Falar em vender é como arrancar um bocado, ia doer muito e, lá no fundo de nós mesmos, sabemos que o caminho até aqui é a nossa linha de fuga

Ter recebido de herança uma casa velha mudou--me. No último ano corri lojas de ferragens, troquei ideias sobre tintas, massa para madeiras e para as paredes com os funcionários que me atenderam. E alarguei os conhecimentos sobre plantar alfaces ou o que fazer com a avalanche de ameixas, laranjas e anonas que carregam as árvores quando chega a época.

Não posso dizer que é uma experiência libertadora. Na maior parte do tempo sinto-me incompetente. Não faço ideia qual é a altura de plantar, nem quantas vezes devo regar a horta, nem as flores, ainda que ambas floresçam entre um manto de ervas daninhas. A minha esperança é que a vida cumpra o ciclo e, de caminho, possa colher umas alfaces ou um alho francês.

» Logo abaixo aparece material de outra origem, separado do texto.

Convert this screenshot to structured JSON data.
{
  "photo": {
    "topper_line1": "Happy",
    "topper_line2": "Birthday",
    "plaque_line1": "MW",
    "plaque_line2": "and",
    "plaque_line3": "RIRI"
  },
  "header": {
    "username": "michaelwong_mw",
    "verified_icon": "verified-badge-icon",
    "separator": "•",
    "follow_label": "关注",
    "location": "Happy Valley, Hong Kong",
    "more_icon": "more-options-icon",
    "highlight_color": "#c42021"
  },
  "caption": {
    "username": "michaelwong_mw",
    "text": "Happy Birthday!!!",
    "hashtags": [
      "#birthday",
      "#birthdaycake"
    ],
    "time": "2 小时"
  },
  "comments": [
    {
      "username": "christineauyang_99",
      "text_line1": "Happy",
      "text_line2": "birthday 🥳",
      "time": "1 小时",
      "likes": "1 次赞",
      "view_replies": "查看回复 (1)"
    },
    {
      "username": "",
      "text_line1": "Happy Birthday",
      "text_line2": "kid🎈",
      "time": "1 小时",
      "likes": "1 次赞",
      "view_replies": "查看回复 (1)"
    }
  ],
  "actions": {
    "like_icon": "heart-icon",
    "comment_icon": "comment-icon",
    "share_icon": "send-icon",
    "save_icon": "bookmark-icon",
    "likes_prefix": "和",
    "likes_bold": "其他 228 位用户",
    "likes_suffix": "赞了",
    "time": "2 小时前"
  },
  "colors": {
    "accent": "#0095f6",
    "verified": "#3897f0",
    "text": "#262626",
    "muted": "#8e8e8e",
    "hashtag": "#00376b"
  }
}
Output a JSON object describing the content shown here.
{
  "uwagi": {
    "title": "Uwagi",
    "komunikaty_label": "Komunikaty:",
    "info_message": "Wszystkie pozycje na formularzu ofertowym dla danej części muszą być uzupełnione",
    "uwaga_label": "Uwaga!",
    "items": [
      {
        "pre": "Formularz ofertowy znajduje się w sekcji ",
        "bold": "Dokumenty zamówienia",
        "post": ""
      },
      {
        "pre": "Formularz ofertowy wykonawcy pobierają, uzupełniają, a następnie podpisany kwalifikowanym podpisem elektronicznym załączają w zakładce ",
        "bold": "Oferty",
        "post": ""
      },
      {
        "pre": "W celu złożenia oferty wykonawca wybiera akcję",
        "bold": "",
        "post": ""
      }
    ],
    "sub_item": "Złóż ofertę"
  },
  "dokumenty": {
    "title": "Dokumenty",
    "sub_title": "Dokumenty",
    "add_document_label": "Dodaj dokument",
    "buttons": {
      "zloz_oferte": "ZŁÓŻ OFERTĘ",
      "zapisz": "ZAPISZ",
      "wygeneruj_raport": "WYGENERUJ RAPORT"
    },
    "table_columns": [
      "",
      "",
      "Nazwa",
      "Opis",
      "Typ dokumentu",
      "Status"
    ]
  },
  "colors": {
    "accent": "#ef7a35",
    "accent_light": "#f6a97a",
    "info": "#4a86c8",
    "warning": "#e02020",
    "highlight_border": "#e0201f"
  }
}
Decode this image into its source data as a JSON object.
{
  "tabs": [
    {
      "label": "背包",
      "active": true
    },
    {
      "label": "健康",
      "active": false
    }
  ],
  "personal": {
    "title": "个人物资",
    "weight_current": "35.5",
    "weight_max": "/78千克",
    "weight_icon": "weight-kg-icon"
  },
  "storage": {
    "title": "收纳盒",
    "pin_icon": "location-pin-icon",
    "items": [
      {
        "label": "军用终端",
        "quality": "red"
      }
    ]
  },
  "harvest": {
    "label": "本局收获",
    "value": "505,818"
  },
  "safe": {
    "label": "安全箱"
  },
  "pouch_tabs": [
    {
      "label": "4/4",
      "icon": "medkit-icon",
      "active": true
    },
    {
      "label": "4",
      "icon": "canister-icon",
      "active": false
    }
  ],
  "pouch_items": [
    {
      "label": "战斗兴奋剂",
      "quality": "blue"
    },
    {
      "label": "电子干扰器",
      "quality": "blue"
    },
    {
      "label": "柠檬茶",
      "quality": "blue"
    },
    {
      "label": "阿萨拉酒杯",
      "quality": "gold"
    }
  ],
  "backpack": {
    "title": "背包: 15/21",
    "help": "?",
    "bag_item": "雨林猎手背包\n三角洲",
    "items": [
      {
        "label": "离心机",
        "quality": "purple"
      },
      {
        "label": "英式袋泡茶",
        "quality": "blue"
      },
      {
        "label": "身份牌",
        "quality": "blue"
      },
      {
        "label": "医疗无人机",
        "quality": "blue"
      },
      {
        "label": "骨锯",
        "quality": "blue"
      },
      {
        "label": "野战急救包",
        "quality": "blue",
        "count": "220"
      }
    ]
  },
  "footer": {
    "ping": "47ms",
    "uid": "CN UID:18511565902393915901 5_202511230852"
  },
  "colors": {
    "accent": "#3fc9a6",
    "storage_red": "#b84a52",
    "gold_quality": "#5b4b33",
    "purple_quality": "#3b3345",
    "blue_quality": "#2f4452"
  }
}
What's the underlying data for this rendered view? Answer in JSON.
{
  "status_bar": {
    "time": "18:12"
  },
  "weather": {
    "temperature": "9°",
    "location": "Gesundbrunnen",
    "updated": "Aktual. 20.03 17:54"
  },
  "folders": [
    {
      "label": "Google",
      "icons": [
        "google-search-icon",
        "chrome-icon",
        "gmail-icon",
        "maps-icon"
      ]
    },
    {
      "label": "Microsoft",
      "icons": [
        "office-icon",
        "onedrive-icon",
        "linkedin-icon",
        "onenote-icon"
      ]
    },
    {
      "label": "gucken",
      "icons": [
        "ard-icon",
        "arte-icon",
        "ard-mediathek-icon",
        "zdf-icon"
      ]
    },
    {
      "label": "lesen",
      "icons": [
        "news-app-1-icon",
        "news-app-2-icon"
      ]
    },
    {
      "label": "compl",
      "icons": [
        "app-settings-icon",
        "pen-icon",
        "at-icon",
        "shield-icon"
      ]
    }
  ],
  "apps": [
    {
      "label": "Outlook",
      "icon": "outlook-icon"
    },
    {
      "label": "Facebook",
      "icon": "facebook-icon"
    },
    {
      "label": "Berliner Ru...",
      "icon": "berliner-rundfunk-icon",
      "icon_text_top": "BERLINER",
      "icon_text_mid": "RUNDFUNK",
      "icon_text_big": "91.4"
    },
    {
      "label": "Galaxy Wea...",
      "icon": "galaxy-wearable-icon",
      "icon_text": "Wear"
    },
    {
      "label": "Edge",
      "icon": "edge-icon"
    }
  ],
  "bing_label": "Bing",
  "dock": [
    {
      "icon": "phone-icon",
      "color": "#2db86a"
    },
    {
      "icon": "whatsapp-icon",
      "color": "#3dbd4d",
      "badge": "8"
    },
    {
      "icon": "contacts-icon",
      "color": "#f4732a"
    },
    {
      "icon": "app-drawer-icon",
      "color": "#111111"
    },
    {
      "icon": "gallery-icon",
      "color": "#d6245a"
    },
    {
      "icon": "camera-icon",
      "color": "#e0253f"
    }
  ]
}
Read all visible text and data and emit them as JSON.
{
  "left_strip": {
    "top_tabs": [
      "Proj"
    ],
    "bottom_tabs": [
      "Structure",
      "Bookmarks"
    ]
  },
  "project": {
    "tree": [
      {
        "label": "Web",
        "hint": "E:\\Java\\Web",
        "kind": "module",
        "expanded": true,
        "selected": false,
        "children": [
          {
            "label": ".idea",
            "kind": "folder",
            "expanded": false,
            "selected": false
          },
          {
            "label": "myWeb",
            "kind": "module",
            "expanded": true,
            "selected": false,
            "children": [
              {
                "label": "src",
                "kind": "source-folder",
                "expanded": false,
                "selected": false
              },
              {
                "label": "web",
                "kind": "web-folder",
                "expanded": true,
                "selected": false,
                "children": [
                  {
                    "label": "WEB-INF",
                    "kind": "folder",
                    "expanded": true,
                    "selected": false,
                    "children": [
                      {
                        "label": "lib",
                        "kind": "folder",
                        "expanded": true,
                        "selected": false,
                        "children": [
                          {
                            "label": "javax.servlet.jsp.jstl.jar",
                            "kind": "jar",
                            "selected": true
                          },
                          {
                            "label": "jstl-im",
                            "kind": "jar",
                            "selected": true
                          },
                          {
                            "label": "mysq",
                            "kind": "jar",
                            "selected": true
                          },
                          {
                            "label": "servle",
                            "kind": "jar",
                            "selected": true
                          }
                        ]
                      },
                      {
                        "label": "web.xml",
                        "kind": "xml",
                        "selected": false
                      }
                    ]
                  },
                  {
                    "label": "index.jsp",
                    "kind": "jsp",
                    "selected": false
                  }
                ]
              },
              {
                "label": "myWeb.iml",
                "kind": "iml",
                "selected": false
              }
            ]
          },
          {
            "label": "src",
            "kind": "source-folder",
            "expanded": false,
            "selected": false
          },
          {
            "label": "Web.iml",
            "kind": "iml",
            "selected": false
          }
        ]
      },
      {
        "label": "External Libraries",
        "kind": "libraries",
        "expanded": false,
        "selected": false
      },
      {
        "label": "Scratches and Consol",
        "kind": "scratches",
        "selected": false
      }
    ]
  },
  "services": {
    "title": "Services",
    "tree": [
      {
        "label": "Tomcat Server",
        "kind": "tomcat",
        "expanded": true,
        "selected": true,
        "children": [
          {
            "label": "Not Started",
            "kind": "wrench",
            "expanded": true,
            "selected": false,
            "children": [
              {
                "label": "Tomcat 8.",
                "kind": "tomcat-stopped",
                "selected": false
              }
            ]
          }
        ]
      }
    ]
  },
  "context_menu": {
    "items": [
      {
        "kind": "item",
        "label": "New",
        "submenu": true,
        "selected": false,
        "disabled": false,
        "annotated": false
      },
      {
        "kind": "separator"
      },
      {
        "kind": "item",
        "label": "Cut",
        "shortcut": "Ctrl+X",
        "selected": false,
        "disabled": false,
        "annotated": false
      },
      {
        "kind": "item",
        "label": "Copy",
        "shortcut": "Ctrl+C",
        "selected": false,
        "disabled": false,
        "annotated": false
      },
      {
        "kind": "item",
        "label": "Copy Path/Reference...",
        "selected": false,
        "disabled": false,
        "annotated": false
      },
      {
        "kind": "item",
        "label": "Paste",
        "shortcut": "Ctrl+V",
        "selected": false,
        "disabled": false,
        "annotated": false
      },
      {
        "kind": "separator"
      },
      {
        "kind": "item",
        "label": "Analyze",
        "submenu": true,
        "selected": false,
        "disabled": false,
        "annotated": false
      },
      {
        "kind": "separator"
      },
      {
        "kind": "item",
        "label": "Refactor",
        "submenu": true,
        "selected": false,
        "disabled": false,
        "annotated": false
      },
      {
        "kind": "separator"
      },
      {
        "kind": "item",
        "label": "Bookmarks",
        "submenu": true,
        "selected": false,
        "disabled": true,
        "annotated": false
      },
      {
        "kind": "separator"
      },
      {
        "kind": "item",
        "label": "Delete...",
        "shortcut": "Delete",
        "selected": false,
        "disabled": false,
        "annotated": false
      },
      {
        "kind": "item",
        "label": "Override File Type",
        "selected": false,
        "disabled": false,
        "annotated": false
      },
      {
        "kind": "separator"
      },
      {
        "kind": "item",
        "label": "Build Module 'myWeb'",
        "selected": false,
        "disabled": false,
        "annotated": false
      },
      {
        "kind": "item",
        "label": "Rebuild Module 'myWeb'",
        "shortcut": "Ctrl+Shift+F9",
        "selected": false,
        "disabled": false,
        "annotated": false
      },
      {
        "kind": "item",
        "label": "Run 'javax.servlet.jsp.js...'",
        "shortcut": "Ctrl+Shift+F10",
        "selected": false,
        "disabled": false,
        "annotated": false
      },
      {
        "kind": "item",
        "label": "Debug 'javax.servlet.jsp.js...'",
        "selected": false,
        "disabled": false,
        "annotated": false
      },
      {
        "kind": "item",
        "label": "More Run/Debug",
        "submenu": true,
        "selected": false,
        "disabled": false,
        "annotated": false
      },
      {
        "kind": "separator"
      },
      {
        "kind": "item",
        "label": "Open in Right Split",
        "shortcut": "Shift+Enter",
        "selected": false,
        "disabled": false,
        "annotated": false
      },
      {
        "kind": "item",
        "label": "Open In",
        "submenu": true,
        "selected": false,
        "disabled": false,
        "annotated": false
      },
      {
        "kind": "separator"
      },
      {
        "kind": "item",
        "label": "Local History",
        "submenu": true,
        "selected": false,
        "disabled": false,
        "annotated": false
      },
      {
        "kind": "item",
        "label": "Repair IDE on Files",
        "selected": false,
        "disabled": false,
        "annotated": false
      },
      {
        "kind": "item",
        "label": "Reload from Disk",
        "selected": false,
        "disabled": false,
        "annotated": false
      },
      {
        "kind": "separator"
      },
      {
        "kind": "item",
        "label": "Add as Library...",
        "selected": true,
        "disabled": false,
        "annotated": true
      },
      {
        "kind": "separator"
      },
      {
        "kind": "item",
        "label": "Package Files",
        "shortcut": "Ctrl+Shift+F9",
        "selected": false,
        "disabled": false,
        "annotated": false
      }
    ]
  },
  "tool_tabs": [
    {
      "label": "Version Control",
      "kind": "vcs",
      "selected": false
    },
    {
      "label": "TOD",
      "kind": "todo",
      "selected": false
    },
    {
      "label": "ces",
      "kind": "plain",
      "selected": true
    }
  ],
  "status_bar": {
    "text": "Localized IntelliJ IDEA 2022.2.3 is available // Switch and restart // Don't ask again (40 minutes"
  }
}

Sei que me falta o método, o tempo e o jeito de pensar de um agricultor, mas não desisto. Esta casa, este quintal, a fazenda e as galinhas são mais do que isso são tudo o que o me deixou o meu pai e a minha mãe, são parte do que me liga ao meu irmão. Todos os dias falamos por causa da casa e do cão, os nossos dias organizam-se para comprar ração, alimentar os animais, discutir a escala.

Um dia eu, outro ele. Não é sempre bom, muitas vezes é uma preocupação. Se há vento, se choveu muito e temos de partilhar as contas, tratar do que se estraga. E ainda assim falar em vender é como arrancar um bocado, ia doer muito e, lá no fundo de nós mesmos, sabemos que o caminho até aqui é a nossa linha de fuga.

Se correr mal, se houver voltas ou reviravoltas esta é a casa da infância e está de pé. Há as memórias, mas este é sobretudo um lugar nosso e ter isso, essa certeza, sossega-me. Ainda que, por enquanto, seja um fardo, uma canseira e a prova de que percebo pouco das coisas das fazenda e ainda mesmo das orquídeas e das outras flores que, apesar da minha inabilidade, continuam florir.

E muitas vezes de formas exuberantes e estranhas como os amores perfeitos que nascem em chão de cimento, nos muros, nos degraus da escada e sem qualquer interferência. As coisas da fazenda e do quintal dependem pouco de mim para existir.